Tuesday 8 July 2008

Historical novels

I've recently finished reading an historical novel - set in the early twentieth century - by a very well-known novelist, who will remain nameless for the sake of this little blog entry. It was a good read, and the product of a quite remarkable level of research, in the best sense of that word: here was someone who clearly knew the subject from the inside. The sheer command of details, facts, names, places, dates, geography and language was virtuosic, and took my breath away (I simply don't have the patience for that kind of research). In fact, at times, the level of detail was rather overwhelming for a reader.

So, in all sorts of ways, this was a brilliant piece of historical writing, where the history and the story intertwined in complex ways.

But something bothered me about it all the way through - something niggled about the whole novel. And gradually I realised what it was: the command of history, yes, was incredible, but it rather swamped the story and the characters. And now I think this is one of the dangers of the form: in a historical novel, the novel part (the characters, story, etc.) should still predominate over the history (the facts, details, etc.). It's all too easy to write a historical novel where the history is what is important - but in a novel, it's individuals which matter, not great historical movements, economic forces or mass hysterias.
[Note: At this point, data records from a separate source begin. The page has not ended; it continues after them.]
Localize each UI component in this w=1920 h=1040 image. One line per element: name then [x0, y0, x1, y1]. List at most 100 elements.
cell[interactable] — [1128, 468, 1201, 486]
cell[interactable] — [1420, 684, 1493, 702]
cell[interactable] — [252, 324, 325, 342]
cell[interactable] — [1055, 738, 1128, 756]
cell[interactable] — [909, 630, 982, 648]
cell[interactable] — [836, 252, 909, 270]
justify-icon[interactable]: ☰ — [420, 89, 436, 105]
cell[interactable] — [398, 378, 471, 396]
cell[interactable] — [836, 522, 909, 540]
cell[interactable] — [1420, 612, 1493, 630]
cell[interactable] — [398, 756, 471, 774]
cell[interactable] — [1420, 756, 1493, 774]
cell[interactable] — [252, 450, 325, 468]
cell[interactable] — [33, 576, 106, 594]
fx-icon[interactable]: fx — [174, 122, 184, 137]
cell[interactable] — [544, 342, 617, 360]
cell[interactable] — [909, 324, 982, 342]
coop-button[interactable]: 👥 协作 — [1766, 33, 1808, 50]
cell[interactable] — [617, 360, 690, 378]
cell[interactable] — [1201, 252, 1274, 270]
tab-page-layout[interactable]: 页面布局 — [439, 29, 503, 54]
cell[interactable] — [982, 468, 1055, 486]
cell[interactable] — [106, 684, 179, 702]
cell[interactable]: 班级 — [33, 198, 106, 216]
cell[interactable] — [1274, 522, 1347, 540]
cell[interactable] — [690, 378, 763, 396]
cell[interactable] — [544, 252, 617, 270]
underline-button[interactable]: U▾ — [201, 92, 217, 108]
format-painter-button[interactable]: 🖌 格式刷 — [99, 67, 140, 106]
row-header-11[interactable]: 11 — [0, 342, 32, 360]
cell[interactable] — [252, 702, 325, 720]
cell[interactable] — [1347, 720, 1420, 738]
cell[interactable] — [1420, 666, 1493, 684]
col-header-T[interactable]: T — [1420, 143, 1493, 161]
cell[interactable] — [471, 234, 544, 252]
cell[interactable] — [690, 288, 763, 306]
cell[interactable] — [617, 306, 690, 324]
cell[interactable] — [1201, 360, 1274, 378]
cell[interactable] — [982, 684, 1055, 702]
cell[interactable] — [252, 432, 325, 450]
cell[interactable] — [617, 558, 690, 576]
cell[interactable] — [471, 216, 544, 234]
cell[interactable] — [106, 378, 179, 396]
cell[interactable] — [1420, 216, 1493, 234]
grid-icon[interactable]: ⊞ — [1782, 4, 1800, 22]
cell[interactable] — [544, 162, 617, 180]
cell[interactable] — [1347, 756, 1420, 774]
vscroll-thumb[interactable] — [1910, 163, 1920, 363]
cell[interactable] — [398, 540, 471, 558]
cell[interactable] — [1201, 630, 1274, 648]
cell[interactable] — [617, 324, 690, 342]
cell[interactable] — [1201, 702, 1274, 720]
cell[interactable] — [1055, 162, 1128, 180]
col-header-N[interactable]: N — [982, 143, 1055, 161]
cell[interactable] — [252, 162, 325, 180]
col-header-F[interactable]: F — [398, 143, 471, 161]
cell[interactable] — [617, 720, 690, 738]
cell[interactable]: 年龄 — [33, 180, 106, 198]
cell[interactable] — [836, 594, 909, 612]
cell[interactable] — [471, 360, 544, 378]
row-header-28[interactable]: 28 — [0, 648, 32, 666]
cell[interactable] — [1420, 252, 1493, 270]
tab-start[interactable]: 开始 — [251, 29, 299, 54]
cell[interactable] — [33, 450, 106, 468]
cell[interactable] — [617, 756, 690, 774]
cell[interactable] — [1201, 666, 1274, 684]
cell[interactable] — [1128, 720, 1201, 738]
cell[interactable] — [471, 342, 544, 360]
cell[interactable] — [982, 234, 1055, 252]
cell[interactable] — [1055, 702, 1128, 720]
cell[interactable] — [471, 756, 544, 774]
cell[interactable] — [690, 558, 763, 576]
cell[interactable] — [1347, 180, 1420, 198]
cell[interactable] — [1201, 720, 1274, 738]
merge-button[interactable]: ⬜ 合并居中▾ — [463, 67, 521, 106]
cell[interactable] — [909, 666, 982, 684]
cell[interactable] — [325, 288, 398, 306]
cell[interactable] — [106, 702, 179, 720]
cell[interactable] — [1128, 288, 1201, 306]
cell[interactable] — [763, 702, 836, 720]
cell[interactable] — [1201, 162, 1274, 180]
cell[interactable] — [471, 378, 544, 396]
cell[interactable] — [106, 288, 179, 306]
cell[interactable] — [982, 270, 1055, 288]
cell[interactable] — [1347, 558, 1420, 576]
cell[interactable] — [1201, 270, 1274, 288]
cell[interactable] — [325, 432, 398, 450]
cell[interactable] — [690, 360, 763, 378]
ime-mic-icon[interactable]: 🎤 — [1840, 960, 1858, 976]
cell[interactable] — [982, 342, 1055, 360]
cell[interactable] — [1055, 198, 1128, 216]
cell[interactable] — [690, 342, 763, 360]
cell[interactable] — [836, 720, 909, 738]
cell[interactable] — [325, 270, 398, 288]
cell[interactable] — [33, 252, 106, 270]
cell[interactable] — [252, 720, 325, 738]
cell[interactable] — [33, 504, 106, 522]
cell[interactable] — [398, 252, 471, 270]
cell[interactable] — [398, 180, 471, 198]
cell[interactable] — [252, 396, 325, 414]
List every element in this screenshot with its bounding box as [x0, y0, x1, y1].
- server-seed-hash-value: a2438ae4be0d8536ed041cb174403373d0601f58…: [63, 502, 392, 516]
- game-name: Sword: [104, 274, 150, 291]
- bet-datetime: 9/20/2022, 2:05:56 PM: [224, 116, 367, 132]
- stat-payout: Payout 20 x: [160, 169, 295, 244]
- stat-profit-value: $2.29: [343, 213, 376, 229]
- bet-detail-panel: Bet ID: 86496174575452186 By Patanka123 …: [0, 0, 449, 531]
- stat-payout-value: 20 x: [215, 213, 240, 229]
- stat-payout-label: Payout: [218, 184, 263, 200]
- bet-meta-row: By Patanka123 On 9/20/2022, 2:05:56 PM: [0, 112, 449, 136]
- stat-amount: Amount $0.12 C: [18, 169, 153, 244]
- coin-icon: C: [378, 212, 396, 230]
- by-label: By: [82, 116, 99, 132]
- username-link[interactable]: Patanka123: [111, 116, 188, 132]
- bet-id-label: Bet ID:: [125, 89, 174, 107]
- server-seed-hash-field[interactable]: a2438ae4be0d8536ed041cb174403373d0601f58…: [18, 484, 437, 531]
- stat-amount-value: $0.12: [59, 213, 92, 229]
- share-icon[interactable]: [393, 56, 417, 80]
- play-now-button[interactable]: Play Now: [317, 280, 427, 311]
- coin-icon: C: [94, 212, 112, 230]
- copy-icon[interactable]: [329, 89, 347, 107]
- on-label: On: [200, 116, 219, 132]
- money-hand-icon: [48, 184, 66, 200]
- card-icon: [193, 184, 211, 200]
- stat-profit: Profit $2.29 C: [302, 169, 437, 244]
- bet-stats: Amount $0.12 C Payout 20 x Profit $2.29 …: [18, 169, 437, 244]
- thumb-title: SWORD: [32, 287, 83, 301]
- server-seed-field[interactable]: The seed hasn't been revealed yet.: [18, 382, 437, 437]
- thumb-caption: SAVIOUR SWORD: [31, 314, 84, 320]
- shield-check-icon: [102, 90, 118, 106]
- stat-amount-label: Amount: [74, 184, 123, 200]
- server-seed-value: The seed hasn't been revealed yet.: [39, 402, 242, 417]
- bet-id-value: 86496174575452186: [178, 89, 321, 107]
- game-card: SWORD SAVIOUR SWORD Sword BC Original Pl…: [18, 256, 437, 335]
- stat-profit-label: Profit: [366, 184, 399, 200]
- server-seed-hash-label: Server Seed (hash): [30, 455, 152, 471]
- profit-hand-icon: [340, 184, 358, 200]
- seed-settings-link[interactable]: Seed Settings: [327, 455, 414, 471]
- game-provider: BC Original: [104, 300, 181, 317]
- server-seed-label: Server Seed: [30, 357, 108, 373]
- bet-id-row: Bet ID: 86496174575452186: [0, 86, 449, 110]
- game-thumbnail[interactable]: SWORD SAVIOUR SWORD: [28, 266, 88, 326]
The danger of the historical novel is that the novelist has an historical thesis first, and a story with characters second. In this case, the characters become merely subservient to the historical thesis, to the historical point the author wants to make. The characters become mere examples of wider historical movements. And then it is no longer a novel, but a historical treatise with fictionalised illustrations.

Novels (I think) are about individuals, and individuals not as examples, but as themselves. The amazing and still-scandalous idea behind the novel form is that individuals matter in the grand scheme of things - that individuals aren't just examples of the masses, but may stand against the masses; that, rather than being mere examples of historical movements, individuals might swim against the tides of history, might try and break out of their particular moments, might try and change their historical moments. Of course, in most novels (especially nineteenth-century novels), the individuals fail, or succeed only partly. But the point is still made: this individual was special, this individual mattered, this individual wasn't just a personification of the wider forces around him or her.

Otherwise, why bother writing novels? Why not just write historical textbooks?